Dr Haylock-Loor spoke about how, if we correct gender inequalities, society as a whole benefits. Dr Jannicke Mellin-Olsen then spoke about her career from training in Norway to her time with the UN and as Medical Director of MedAir Europe and shared with us her experiences of often being the only female in a team, and what she had learnt from them. Dr Kathleen Ferguson presented a talk on gender in the NHS and breaking the glass ceiling in professional advancement, and the following all-female panel discussed how they faced these challenges.
For our fourth and final session, ‘Working together: Teamwork and advocacy in addressing the safety gap’, we heard about the refugee crisis in Europe from a doctor’s perspective from Dr Marily Passakiotou, Chair of the Working Group for the Refugee Crisis, CPME. Dr Andrew Hartle then presented some stark statistics that 52% of LGBT people experience depression, and that one in eight LGBT people aged between 18 and 24 have attempted to take their own life. One in eight LGBT people (13%) experience some form of unequal treatment from healthcare staff because they are LGBT, and almost one in four LBGT people witnessed discriminatory or negative remarks against LGBT people by healthcare staff. Dr Hartle also shared the statistic that one in seven LGBT people avoided treatment for fear of discrimination because they are LBGT.
Dr Sally El-Ghazali, Chair of the Association of Anaesthetists Trainee Committee, then presented on the situation among trainee doctors in the UK, and recent research conducted by the Association of Anaesthetists on the effects of fatigue on trainees in the UK which gained attention after the tragic death of an anaesthetic trainee who fell asleep at the wheel of a car following a nightshift.

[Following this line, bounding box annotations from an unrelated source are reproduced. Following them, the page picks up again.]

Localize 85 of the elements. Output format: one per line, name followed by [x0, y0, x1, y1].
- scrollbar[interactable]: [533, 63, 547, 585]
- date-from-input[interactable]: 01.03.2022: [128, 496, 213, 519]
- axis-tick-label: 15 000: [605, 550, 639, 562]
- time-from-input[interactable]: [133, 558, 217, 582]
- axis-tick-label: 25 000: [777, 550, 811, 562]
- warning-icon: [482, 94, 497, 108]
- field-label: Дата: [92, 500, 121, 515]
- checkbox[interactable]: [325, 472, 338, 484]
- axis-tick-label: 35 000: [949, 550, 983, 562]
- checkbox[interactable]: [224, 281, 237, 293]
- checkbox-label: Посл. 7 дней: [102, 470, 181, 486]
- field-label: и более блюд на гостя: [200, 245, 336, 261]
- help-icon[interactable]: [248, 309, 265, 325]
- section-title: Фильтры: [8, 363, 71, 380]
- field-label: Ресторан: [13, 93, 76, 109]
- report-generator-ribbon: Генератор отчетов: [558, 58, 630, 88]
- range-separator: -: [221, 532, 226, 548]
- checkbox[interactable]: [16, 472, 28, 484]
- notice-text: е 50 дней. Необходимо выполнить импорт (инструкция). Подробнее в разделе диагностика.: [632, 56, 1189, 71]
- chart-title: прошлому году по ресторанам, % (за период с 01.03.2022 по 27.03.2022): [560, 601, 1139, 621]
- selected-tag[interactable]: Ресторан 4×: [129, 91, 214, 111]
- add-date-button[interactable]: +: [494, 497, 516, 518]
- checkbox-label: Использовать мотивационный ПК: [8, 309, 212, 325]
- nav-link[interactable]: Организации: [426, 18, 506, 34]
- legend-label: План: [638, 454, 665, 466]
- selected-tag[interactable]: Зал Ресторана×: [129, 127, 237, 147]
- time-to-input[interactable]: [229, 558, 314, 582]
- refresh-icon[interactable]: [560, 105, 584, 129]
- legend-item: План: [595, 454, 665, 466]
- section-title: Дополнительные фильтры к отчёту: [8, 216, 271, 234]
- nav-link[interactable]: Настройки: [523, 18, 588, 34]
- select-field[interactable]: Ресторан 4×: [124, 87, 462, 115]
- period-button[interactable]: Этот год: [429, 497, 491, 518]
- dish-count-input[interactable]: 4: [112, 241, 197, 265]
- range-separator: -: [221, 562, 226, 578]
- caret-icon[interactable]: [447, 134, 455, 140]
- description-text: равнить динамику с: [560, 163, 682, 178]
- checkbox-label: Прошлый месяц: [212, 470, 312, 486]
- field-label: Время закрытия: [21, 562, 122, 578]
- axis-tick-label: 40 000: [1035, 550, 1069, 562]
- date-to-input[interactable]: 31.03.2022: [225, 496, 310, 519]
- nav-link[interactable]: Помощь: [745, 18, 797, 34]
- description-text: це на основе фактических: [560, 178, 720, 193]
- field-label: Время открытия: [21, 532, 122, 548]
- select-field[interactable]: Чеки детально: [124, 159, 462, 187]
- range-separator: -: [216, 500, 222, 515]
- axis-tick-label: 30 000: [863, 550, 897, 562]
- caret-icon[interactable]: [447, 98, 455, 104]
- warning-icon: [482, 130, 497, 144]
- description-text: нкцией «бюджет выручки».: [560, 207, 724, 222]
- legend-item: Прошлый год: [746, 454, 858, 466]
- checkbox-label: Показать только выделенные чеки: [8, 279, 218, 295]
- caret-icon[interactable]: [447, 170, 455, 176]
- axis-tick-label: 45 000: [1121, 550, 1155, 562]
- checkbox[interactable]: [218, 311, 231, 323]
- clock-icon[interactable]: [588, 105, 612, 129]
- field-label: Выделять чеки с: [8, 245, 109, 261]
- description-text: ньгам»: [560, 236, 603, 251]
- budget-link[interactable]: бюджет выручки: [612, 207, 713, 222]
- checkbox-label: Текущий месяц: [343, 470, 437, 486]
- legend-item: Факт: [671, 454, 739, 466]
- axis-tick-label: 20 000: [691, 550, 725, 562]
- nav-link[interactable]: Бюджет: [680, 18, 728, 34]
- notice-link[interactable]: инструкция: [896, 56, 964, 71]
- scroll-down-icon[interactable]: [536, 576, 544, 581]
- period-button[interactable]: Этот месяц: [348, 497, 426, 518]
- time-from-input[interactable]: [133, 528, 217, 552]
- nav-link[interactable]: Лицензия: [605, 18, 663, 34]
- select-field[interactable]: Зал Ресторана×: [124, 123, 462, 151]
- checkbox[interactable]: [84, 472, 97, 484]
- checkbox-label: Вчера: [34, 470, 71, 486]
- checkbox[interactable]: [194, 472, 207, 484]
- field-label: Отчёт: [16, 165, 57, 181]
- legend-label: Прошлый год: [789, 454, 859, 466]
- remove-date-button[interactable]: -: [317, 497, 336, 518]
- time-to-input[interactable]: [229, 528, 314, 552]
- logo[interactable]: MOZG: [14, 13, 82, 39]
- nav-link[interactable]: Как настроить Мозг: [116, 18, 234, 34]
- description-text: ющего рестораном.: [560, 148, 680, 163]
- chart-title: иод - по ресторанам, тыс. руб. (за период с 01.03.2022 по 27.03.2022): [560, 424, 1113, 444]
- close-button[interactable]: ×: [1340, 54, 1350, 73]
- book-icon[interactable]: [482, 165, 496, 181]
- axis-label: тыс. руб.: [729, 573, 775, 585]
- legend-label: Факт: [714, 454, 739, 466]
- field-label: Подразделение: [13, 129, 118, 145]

The WFSA’s Director of Partnerships Dr Berend Mets spoke about the need for calm communications in adverse and stressful situations, presenting and discussing research on this topic. The final presentation in our fourth session was from Dr Nicole Phillips, who joined us from the Australian and New Zealand College of Anaesthetists. Dr Phillips spoke about how professional bodies can promote gender equity, as well as the difference between gender equality and equity.
Dr Alan Merry, WFSA’s Treasurer, and Dr Berend Mets, WFSA’s Director of Partnerships, were the convenors of this SAFE-T Summit. Dr Alan Merry said “the Safe-T Summit on Equity in Global Healthcare brought together a varied group of outstanding speakers whose presentations underscored the importance of this subject, and stimulated useful discussion on ways to improve all aspects of equity for the benefit of our patients and ourselves.” Dr Berend Mets said “this Second SAFE-T Summit was a great success in bringing together poignant life-stories and pertinent fact’s informing the central message of the Summit: the promotion of Global Equity and Diversity in Healthcare.”
Without our outstanding speakers this event would not have been the success which it was, and the WFSA thanks all speakers for their time. We would also like to thank our sponsors, Diamedica, Sintetica, SmileTrain, Lifebox, the Association of Anaesthetists, and of course our headline sponsor Masimo.
We would also like to thank our co-hosts the RSM, who helped enormously in the run-up to the Summit and on the day.